Updated on 2024-07-23 GMT+08:00

Creating Indexes

Scenario

  • For a table that does not have indexes, this tool allows you to add and create indexes.

Usage

Run the following command on the HBase client to add or create indexes to a table (the added or created indexes will be in the ACTIVE state):

hbase org.apache.hadoop.hbase.hindex.global.mapreduce.GlobalTableIndexer -Dtablename.to.index='table' -Dindexspecs.to.add='idx1=>cf1:[c1->string],[c2]#idx2=>cf2:[c1->string],[c2]#idx3=>cf1:[c1];cf2:[c1]' -Dindexspecs.covered.family.to.add='idx2=>cf1' -Dindexspecs.covered.to.add='idx1=>cf1:[c3],[c4]' -Dindexspecs.coveredallcolumn.to.add='idx3=>true' -Dindexspecs.splitkeys.to.set='idx1=>[\x010,\x011,\x012]#idx2=>[\x01a,\x01b,\x01c]#idx3=>[\x01d,\x01e,\x01f]'

The parameters are described as follows:

  • tablename.to.index: name of the data table for which an index is created
  • indexspecs.to.add: mapping between the index name and the index column in the data table (definition of index column)
  • (Optional) indexspecs.covered.to.add: column of the data table that is redundantly stored in an index table (definition of covering index column)
  • (Optional) indexspecs.covered.family.to.add: column family of the data table that is redundantly stored in an index table (definition of covering index column family)
  • (Optional) indexspecs.coveredallcolumn.to.add: all data in a data table that is redundantly stored in an index table (definition of all covering index columns)
  • (Optional) indexspecs.splitkeys.to.set: pre-partition split keys of an index table. Specify this parameter in case hotspotting occurs in the region of the index table. You can configure pre-partitioning using the following characters:
    • '#' separates indexes.
    • '[]' contains splitkeys.
    • ',' separates splitkeys.

      Each splitkey set for per-partitioning must start with \x01.

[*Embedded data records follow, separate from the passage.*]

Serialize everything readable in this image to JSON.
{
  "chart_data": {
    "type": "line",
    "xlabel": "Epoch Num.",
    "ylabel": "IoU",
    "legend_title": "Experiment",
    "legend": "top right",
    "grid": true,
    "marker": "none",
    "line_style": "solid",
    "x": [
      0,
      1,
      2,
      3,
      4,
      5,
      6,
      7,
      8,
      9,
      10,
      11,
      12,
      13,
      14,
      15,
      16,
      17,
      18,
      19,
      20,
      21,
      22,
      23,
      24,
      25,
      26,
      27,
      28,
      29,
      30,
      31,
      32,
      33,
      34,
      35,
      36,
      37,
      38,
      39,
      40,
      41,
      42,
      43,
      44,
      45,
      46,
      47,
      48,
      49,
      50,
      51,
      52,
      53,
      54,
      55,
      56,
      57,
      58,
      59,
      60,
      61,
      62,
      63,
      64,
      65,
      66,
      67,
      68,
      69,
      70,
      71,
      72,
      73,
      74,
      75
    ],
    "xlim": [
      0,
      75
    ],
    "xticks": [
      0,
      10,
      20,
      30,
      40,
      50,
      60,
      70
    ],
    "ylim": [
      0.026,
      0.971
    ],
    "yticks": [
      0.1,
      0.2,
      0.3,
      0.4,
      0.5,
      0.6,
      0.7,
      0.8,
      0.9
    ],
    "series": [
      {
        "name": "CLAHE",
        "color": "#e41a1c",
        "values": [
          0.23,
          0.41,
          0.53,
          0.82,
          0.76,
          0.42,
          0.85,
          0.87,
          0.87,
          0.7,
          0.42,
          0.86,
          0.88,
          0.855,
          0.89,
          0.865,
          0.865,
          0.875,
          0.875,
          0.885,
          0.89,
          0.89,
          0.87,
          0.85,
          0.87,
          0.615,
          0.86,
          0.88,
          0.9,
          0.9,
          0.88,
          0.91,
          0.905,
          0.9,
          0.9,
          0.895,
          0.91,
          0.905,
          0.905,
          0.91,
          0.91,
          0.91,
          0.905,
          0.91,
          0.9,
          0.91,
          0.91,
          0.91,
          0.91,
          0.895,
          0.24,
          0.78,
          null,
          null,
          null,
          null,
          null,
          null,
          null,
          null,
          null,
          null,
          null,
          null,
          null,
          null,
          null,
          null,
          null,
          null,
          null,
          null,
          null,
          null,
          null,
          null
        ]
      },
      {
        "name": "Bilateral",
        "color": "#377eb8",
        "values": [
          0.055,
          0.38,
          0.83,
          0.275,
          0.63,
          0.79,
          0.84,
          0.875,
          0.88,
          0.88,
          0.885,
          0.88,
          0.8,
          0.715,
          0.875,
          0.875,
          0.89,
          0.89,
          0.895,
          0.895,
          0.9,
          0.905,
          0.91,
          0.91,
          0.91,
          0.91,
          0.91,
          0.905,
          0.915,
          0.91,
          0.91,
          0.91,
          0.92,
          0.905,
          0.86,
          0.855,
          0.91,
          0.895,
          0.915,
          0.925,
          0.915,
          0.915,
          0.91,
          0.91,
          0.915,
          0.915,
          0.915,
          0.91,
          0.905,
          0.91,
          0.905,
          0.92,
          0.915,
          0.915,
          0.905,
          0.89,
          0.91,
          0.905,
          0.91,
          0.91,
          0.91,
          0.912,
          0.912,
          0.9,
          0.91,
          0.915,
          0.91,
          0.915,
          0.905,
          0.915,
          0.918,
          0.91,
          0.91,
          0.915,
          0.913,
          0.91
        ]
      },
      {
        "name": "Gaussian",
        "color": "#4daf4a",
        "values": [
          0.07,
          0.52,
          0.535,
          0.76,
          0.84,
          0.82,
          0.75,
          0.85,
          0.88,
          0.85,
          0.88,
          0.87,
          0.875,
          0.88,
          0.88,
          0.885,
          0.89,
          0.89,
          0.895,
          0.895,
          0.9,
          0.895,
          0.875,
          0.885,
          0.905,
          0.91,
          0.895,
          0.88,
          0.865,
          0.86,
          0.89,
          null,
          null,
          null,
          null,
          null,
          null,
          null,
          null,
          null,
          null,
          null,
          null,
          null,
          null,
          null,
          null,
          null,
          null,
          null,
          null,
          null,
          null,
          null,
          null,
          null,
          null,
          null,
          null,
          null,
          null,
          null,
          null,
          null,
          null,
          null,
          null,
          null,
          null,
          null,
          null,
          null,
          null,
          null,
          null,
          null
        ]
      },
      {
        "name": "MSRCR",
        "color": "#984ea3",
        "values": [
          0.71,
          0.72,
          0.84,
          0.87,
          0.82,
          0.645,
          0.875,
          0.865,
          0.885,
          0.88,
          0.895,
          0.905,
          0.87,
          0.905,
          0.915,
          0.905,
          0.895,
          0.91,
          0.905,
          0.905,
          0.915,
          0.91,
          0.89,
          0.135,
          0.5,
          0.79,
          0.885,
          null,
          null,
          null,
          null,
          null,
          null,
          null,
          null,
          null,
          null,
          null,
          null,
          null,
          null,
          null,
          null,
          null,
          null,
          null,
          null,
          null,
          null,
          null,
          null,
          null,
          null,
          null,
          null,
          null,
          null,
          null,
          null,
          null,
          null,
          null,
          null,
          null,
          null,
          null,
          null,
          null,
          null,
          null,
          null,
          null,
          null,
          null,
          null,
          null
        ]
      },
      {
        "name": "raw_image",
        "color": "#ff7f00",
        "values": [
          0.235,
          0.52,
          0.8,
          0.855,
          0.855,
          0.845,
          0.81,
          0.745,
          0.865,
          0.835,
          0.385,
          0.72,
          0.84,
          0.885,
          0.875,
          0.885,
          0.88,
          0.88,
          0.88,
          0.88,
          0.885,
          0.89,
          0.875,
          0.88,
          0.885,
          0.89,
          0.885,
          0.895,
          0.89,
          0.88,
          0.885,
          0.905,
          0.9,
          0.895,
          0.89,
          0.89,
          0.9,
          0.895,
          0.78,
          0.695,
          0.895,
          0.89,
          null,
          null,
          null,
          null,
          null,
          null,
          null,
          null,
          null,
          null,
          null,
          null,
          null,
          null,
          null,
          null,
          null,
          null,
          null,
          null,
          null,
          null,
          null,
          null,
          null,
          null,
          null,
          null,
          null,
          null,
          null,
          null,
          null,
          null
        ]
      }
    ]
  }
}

  • indexspecs.to.addandbuild (optional): Index data will be generated during data table creation. If the data table is large, do not enable this parameter. Use an index data generation tool instead.

    The parameters in the preceding command are described as follows:

    • idx1, idx2, and idx3 are index names.
    • cf1 and cf2 are column family names.
    • c1, c2, c3, and c4 are column names.
    • string indicates a data type. The value can be STRING, INTEGER, FLOAT, LONG, DOUBLE, SHORT, BYTE, or CHAR.
    • '#' separates indexes, ';' separates column families, and ';' separates column qualifiers.
    • The column name and its data type must be included in '[]'.
    • Column names and their data types are separated by ' - >'.
    • If the data type of a column is not specified, the default data type (string) will be used.